Earth, Mars and other planetary bodies in our solar system each has a unique
ratio of O-17 to O-16 - each one a distinctive "fingerprint."
In 2014, a team of German scientists reported in Science
that the moon also has its own unique ratio of oxygen isotopes, different from
Earth's. The new research finds that is not the case.
"We don't see any difference between the Earth's and
the moon's oxygen isotopes; they're indistinguishable," said Edward Young,
lead author of the new study and a UCLA professor of geochemistry and
cosmochemistry.
Young's research team used state-of-the-art technology and
techniques to make extraordinarily precise and careful measurements, and
verified them with UCLA's new mass spectrometer.
The fact that oxygen in rocks on the Earth and our moon
share chemical signatures was very telling, Young said. Had Earth and Theia
collided in a glancing side blow, the vast majority of the moon would have been
made mainly of Theia, and the Earth and moon should have different oxygen
isotopes.
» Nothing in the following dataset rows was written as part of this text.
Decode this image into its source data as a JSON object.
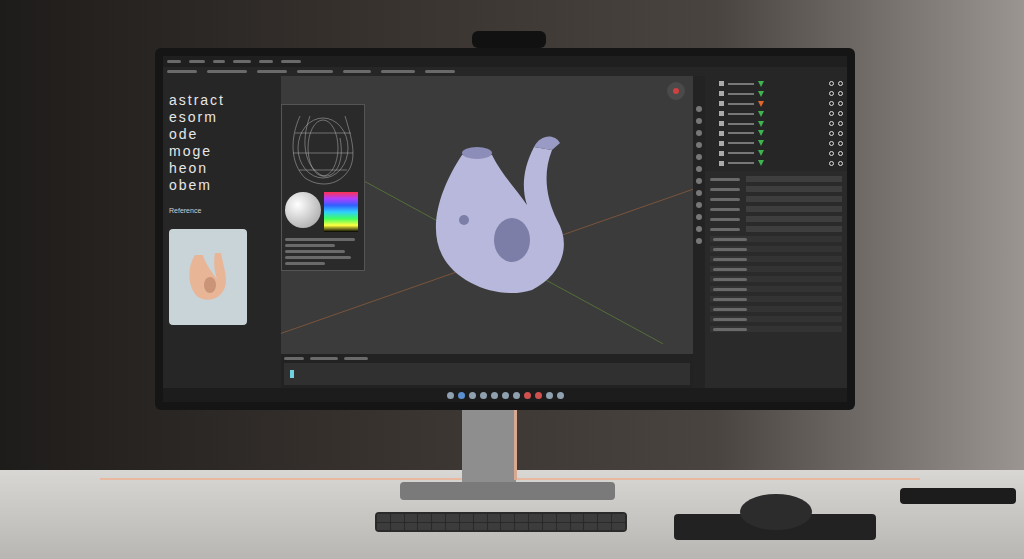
{
  "editor": {
    "intro_lines": [
      "astract",
      "esorm",
      "ode",
      "moge",
      "heon",
      "obem"
    ],
    "reference_label": "Reference"
  },
  "outliner": {
    "rows": [
      {
        "visible": true,
        "color": "#3fb34f"
      },
      {
        "visible": true,
        "color": "#3fb34f"
      },
      {
        "visible": true,
        "color": "#e0662e"
      },
      {
        "visible": true,
        "color": "#3fb34f"
      },
      {
        "visible": true,
        "color": "#3fb34f"
      },
      {
        "visible": true,
        "color": "#3fb34f"
      },
      {
        "visible": true,
        "color": "#3fb34f"
      },
      {
        "visible": true,
        "color": "#3fb34f"
      },
      {
        "visible": true,
        "color": "#3fb34f"
      }
    ]
  },
  "taskbar": {
    "apps": [
      {
        "color": "#8fa0b0"
      },
      {
        "color": "#5a8fd0"
      },
      {
        "color": "#8fa0b0"
      },
      {
        "color": "#8fa0b0"
      },
      {
        "color": "#8fa0b0"
      },
      {
        "color": "#8fa0b0"
      },
      {
        "color": "#8fa0b0"
      },
      {
        "color": "#d05050"
      },
      {
        "color": "#d05050"
      },
      {
        "color": "#8fa0b0"
      },
      {
        "color": "#8fa0b0"
      }
    ]
  }
}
A head-on collision, however, likely would have resulted in similar
chemical composition of both Earth and the moon.
"Theia was thoroughly mixed into both the Earth and the
moon, and evenly dispersed between them," Young said. "This explains
why we don't see a different signature of Theia in the moon versus the
Earth."
Theia, which did not survive the collision (except that it
now makes up large parts of Earth and the moon) was growing and probably would
have become a planet if the crash had not occurred, Young said. Young and some
other scientists believe the planet was approximately the same size as the
Earth; others believe it was smaller, perhaps more similar in size to Mars.
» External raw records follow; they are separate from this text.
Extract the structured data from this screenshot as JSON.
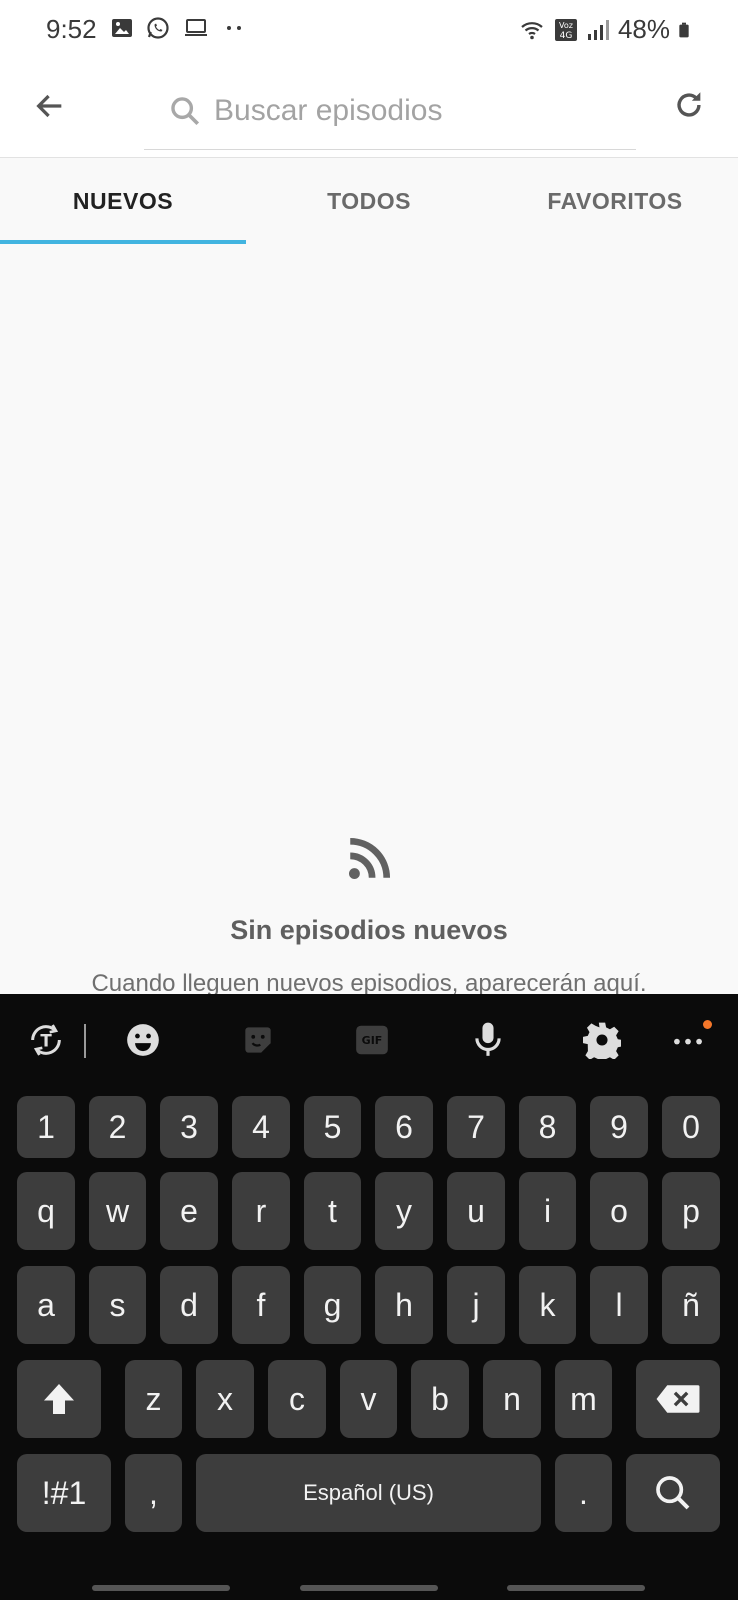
{
  "status_bar": {
    "time": "9:52",
    "battery": "48%",
    "icons": [
      "image-icon",
      "whatsapp-icon",
      "laptop-icon",
      "more-dots-icon",
      "wifi-icon",
      "volte-4g-icon",
      "signal-icon",
      "battery-icon"
    ]
  },
  "app_bar": {
    "search_placeholder": "Buscar episodios",
    "icons": [
      "back-arrow-icon",
      "search-icon",
      "refresh-icon"
    ]
  },
  "tabs": [
    {
      "label": "NUEVOS",
      "active": true
    },
    {
      "label": "TODOS",
      "active": false
    },
    {
      "label": "FAVORITOS",
      "active": false
    }
  ],
  "accent_color": "#42b4e0",
  "empty_state": {
    "icon": "rss-icon",
    "title": "Sin episodios nuevos",
    "description": "Cuando lleguen nuevos episodios, aparecerán aquí."
  },
  "keyboard": {
    "toolbar_icons": [
      "translate-icon",
      "emoji-icon",
      "sticker-icon",
      "gif-icon",
      "microphone-icon",
      "settings-icon",
      "more-options-icon"
    ],
    "gif_label": "GIF",
    "number_row": [
      "1",
      "2",
      "3",
      "4",
      "5",
      "6",
      "7",
      "8",
      "9",
      "0"
    ],
    "row1": [
      "q",
      "w",
      "e",
      "r",
      "t",
      "y",
      "u",
      "i",
      "o",
      "p"
    ],
    "row2": [
      "a",
      "s",
      "d",
      "f",
      "g",
      "h",
      "j",
      "k",
      "l",
      "ñ"
    ],
    "row3": [
      "z",
      "x",
      "c",
      "v",
      "b",
      "n",
      "m"
    ],
    "symbols_key": "!#1",
    "comma_key": ",",
    "space_label": "Español (US)",
    "period_key": ".",
    "action_icons": [
      "shift-icon",
      "backspace-icon",
      "search-icon"
    ]
  }
}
Another interesting question is whether the collision with
Theia removed any water that the early Earth may have contained. After the
collision - perhaps tens of millions of year later - small asteroids likely
hit the Earth, including ones that may have been rich in water, Young said.
Collisions of growing bodies occurred very frequently back then, he said,
although Mars avoided large collisions.
A head-on collision was initially proposed in 2012 by Matija, now a research scientist with the SETI Institute, and Sarah Stewart, now a
professor at UC Davis; and, separately during the same year by Robin Canup of
the Southwest Research Institute.
Co-authors of the Science paper are Issaku Kohl, a
researcher in Young's laboratory; Paul Warren, a researcher in the UCLA
department of Earth, planetary, and space sciences; David Rubie, a research
professor at Germany's Bayerisches Geoinstitut, University of Bayreuth; and
Seth Jacobson and Alessandro Morbidelli, planetary scientists at France's
Laboratoire Lagrange, Université de Nice.
The research was funded by NASA, the Deep Carbon Observatory
and a European Research Council advanced grant (ACCRETE).